Les choses bougent ici en ce moment. Ses détracteurs reprochent à Rafael Correa, président depuis plus de six mois, d'agir comme s'il était toujours en campagne, mais je crois que dans un pays où l'on a eu huit présidents en dix ans, beaucoup virés pour immobilisme ou incompétence - au choix -, on peut difficilement reprocher à un jeune président de vouloir tout chambouler.
Je ne suis pas Correa-lâtre, loin de moi tout sentiment d'enthousiasme béat dans un pays où les illusions ont été tant de fois cyniquement balayées, mais jusqu'à présent le contexte paraît réellement différent. Les discours, le vocabulaire, les soutiens à Correa, l'Equateur vit depuis quelques mois dans une ère différente, et j'espère que cela va durer.
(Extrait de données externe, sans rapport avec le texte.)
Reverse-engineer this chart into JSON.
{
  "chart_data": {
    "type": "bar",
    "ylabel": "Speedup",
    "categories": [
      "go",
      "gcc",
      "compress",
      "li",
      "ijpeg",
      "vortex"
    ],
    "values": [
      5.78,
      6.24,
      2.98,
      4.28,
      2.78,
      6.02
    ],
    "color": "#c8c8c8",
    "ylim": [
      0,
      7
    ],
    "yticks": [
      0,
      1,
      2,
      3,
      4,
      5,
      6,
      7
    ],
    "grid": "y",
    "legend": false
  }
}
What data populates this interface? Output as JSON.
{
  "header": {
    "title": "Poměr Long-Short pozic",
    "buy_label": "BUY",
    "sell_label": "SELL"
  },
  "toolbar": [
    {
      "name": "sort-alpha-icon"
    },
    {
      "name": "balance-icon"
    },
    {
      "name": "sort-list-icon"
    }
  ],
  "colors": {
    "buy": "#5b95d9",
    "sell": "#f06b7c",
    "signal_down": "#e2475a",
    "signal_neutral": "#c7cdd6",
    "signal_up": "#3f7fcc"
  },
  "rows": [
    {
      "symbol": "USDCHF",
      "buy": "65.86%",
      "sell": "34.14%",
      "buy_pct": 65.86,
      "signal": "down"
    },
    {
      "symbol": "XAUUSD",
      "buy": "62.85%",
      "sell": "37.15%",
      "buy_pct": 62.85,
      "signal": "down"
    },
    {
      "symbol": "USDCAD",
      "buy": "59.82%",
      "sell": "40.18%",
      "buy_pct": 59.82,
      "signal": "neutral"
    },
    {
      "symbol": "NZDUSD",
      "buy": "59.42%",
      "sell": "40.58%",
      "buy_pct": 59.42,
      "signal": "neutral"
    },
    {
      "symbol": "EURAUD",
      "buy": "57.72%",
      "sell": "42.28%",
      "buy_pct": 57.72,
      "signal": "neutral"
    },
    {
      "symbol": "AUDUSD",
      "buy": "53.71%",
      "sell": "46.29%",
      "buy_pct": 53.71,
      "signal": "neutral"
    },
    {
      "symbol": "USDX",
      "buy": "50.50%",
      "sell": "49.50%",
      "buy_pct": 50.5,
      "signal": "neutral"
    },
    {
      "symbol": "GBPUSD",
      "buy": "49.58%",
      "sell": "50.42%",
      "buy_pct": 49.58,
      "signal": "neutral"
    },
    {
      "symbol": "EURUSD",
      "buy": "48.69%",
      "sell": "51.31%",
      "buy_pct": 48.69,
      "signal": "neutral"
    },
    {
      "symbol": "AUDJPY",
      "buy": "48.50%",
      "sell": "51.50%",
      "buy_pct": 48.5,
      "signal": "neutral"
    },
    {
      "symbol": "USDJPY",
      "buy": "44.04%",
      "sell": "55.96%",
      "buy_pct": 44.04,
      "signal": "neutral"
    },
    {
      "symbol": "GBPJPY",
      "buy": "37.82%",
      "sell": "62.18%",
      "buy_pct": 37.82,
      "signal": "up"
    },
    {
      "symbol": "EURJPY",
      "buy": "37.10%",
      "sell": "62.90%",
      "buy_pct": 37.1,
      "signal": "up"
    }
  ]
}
Le profil du président, et de son équipe, est une solide garantie - ils viennent pour beaucoup d'entre eux du milieu universitaire, ce sont des "gens sérieux", qualifiés, ayant une vraie vision des choses (une fois n'est pas coutume...), à l'image de Alberto Acosta, économiste de renom. Plus largement, le mouvement de Correa est composé d'un panel large et de qualité, d'Equatoriens représentant toute la diversité et la complexité de leur pays : Tania Hermina, réalisatrice de films engagés et 100% équatoriens, des représentants des communautés indigenas, des coopératives paysannes, des prêtres proches de la théologie de la Libération... un mouvement composé des éminences grises les plus diverses du pays, une vraie mobilisation de militants lassés de voir leur pays jodido. L'espoir est là. A voir si tout cela se concrétise.
Etape cruciale de ce mouvement : la convocation de l'assemblée constituante approuvée par plus de 80% des citoyens équatoriens, et qui donc se réunir à l'automne, pour rédiger peut-être la vingtième constitution du pays, on espère que ce sera la bonne. Celle qui fera de la République équatorienne une vraie démocratie, stable, autonome et responsabilisée, qui survit aux assauts corporatistes des mêmes partis de toujours. Le débat est riche - on parle par exemple de reconnaissance de la présomption d'innocence, thème particulièrement important au vu des conditions proposées au justiciable ici - et anim, par tous les secteurs de la société équatorienne, dans un esprit de respect de la parole citoyenne.
Dale patria, allez la patrie, dit le slogan. Les Equatoriens vivent un moment essentiel de leur démocratie, j'espère qu'ils comprendront l'intérêt de transformer l'essai lors des élections qui vont permettre de désigner les membres de cette assemblée constituante, en optant pour le sérieux et le renouvellement des générations. Au président aussi d'avoir le courage politique de poursuivre dans cette voie, malgré les barages qui seront levés devant lui, dans cette société qui est restée à bien des égards, je l'ai déjà dit, une société coloniale, verrouillée, injuste et instable.